Voluntarios en Defensa de los Animales
- Founded: 1996
- Founder: Lenny Arancibia Zerain Arianna Kirkpatrick
- Focus: Animal rights, animal welfare, animal shelters
- Location: Santa Cruz (Bolivia);
- Region served: Bolivia
- Method: Education, animal shelter
- Website: www.veda-bolivia.org

= Voluntarios en Defensa de los Animales =

Voluntarios en Defensa de los Animales (VEDA), which means Volunteers in Defense of Animals, is a nonprofit organization that works for the welfare of domestic and wild animals in Bolivia.
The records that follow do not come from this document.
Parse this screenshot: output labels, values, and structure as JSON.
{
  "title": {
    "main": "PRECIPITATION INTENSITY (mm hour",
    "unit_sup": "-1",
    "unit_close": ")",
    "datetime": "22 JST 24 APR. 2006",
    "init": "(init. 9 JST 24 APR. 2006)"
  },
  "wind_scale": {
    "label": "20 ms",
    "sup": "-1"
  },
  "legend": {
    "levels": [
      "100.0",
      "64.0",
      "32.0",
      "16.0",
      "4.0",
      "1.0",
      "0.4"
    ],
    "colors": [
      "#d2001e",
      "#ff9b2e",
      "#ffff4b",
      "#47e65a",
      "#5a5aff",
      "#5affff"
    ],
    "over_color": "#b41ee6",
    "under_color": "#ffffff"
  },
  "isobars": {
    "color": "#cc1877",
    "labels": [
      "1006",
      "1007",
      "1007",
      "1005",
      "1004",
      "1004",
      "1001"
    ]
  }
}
It was founded on April 6, 1996. Its main objective is to establish and protect the rights of animals through formal and informal education.

== Campaigns ==
In 1997, VEDA collaborated with the Asociación Ecológica del Oriente (Eastern Ecological Association) in a protest against the use of Folidol, a pesticide widely used that is believed to produce health problems and even death in humans and other species of animals.

In June 2005, VEDA, collaborated with the campaign of two other Animal Rights Organizations; Soprama- Santa Cruz and Animales SOS -La Paz, to rescue animals affected by the flood in San Julián, Santa Cruz.

On August 16, 2006, VEDA, organized the first "Walk for Animals Rights in Bolivia" .

Other activities include, protests against the abuse by the Municipal animal shelters, the killings of dogs in the towns of Warnes and Achacachi, where the group Ponchos Rojos (Red Ponchos) decapitated two dogs, the International Day for Animal’s Rights, and against vivisection at the State Veterinary University.

Some other activities included, a Children's drawing and painting contest, an interschool Research Contest, and a Charity Bingo, and the sale of second hand items as a way to collect funds to build a shelter for the animals.

== Objectives ==
Among its objectives, VEDA, offers education campaigns on responsible pet ownership, promotes the sterilization of dogs and cats, reports and ensures compliance of the Municipal Ordinance 030/2006, disseminates information on adoptions, promotes vegetarianism and is against the use of animals for scientific, entertainment, exhibition and trade purposes.